Le PCR alerte la population

Sur le CICE, l’Intergroupe demande qu’il grimpe à 12%. Pour le logement intermédiaire, c’est la revendication de porter le plafond de défiscalisation de 10000 à 18000 euros afin de relancer une filière en panne.
Pour l’agriculture, l’Intergroupe alerte sur la baisse de la subvention à la filière canne, et interroge sur ce qu’il advient de l’aide annuelle supplémentaire de 38 millions d’euros à partir de 2017.
Pour les emplois d’avenir, c’est la demande d’étendre à tous les départements d’outre-mer le soutien de l’État à hauteur de 90% du salaire net promise pour La Réunion.
La publication de la lettre a coïncidé avec celle de l’article de Témoignages relatant l’initiative de la Chambre d’agriculture de La Réunion. Cette dernière a alerté François Hollande sur la baisse prévue des crédits alloués par l’État à la filière canne.

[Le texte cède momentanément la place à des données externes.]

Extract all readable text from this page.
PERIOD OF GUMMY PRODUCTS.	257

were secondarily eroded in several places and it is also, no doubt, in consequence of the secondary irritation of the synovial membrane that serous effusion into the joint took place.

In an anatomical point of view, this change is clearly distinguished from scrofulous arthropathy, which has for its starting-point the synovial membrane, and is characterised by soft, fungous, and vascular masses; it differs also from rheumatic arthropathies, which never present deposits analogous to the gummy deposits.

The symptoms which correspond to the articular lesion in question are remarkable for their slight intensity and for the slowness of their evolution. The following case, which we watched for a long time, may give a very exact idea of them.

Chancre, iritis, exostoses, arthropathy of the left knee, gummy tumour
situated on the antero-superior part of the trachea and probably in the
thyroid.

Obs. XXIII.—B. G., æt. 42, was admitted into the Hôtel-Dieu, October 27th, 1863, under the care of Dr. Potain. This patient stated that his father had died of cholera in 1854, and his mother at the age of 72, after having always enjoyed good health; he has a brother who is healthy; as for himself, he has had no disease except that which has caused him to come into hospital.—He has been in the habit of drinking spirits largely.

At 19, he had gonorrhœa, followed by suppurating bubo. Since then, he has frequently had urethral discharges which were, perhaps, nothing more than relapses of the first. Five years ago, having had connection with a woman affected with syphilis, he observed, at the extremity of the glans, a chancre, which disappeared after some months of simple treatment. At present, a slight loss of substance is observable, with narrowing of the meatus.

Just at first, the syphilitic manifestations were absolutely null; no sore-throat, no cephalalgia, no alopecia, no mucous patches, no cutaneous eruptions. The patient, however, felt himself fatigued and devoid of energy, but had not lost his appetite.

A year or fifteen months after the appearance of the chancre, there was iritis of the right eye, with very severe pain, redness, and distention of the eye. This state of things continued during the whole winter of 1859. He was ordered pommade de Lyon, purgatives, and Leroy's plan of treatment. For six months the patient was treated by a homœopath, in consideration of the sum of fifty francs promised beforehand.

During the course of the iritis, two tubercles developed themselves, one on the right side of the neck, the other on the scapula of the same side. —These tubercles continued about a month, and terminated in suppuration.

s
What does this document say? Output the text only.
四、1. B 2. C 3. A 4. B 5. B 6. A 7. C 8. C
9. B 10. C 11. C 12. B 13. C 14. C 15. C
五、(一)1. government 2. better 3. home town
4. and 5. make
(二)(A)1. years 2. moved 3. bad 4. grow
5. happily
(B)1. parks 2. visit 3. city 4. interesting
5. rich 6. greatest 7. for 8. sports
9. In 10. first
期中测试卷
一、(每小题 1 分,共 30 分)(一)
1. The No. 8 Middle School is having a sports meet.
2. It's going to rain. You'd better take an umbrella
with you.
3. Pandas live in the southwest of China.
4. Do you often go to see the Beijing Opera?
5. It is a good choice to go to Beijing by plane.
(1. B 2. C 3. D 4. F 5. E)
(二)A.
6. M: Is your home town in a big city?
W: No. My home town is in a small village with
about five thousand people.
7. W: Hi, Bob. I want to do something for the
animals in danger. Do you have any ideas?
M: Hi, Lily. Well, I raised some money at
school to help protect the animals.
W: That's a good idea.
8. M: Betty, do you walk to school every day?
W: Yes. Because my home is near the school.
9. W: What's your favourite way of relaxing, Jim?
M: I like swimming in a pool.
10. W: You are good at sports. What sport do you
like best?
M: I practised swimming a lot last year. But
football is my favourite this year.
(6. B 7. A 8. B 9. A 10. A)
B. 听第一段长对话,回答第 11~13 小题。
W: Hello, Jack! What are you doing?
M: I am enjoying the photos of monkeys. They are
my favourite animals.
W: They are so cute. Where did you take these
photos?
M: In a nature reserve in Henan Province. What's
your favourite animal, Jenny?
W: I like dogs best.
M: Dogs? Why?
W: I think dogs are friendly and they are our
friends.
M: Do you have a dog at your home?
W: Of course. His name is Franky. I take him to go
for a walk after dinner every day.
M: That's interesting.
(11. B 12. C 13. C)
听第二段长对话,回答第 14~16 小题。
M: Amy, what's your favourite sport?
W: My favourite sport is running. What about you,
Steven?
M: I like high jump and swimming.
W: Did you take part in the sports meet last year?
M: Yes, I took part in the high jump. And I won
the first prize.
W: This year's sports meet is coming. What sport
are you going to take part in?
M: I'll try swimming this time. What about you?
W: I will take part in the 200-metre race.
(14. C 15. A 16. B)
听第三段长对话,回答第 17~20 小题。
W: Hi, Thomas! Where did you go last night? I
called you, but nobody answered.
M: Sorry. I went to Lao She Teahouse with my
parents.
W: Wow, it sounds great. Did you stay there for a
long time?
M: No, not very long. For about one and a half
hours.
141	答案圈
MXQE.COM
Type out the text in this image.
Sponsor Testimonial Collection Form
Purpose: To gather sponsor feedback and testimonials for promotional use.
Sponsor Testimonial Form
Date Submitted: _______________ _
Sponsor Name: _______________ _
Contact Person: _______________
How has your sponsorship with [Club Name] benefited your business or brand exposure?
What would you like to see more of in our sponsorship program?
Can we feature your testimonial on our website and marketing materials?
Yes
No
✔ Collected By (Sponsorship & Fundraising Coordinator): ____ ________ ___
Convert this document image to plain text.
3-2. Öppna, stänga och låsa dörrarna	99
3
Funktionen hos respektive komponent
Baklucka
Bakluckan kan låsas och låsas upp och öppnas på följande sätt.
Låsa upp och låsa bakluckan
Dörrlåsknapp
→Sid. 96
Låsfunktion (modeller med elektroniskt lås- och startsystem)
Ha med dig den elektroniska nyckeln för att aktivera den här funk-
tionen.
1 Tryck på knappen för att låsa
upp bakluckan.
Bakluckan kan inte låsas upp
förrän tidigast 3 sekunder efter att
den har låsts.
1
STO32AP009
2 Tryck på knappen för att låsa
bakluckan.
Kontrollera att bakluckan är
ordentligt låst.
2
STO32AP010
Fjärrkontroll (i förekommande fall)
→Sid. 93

Hier matin, le PCR a fait part de sa solidarité avec les planteurs en alertant l’opinion sur la manœuvre prévue par Paris, bien différente du discours tenu par François Hollande à La Réunion. Le PCR appelait aussi les députés à se bouger.

Propos rassurants des députés contredits

Parmi ces derniers, deux d’entre eux ont choisi de rendre publiques leurs actions. Jean-Jacques Vlody et Jean-Claude Fruteau disent : les doléances sont entendues par le gouvernement. Il reste à confirmer ces propos dans la discussion parlementaire.

Le gouvernement sait que La Réunion est en crise. Lors de sa visite, François Hollande a tenu des discours rassurants. Il a dit ce que ses interlocuteurs attendaient. Agriculteurs, patrons, élus… : beaucoup ont applaudi et ont dit que le président de la République les avait entendus.
Trois jours après la visite, voici ce que disaient des parlementaires socialistes, cité par le JIR.

Jean-Claude Fruteau : « Il y avait tant d’attente et il y a eu tant de résultats ».
Jean-Jacques Vlody : « Si après cette visite, il y a encore des critiques, alors on pourra les taxer de mauvaises fois ».
Patrick Lebreton : « Nous voulons que ce qui a été annoncé devienne réalité et le plus vite possible. La concrétisation, c’est maintenant ».
Quant à Michel Vergoz, il disait que François Hollande « a retourné la tendance en une journée ».
La veille, Monique Orphé avait jugé la visite très positive, car les Réunionnais n’avaient pas été traités « d’assistés ». Et elle avait donné la liste des fonds promis.

Qui défend les intérêts des Réunionnais ?

Deux mois plus tard, la présentation du projet de budget 2015 est en contradiction avec ces propos si enthousiastes. Le texte montre le fossé entre les promesses et les actes. Même les députés qui ont vanté le bilan de la visite de François Hollande sont obligés de reconnaître par écrit que le compte n’y est pas et qu’il a fallu qu’ils interviennent de nouveau pour qu’une partie de ce qui a été dit puisse avoir tout de même une chance d’être voté.
Cette situation pose deux questions.

Tout d’abord, comment expliquer qu’avec autant de députés de La Réunion membres de la majorité, les annonces de François Hollande à La Réunion ne se soient pas concrétisées dans le projet de loi présenté par le gouvernement ?
Ensuite, si le PCR n’avait pas alerté publiquement toutes les couches de la population, les députés auraient-ils été si prompts à réagir ?

Ce débat autour du projet de Budget 2015 permet en tout cas de constater que l’objectif du gouvernement est clair : l’austérité doit s’appliquer à La Réunion même si sa situation est sans aucune comparaison avec celle de la France. Or, si les interventions de dernière minute des députés sont suivies d’effet, elles ne remettent pas en cause l’essentiel : la baisse des dépenses de l’État, et la diminution de la subvention aux collectivités qui a des traductions bien concrètes pour la population. Ce qui veut dire que la situation va encore se dégrader après le vote de l’Assemblée.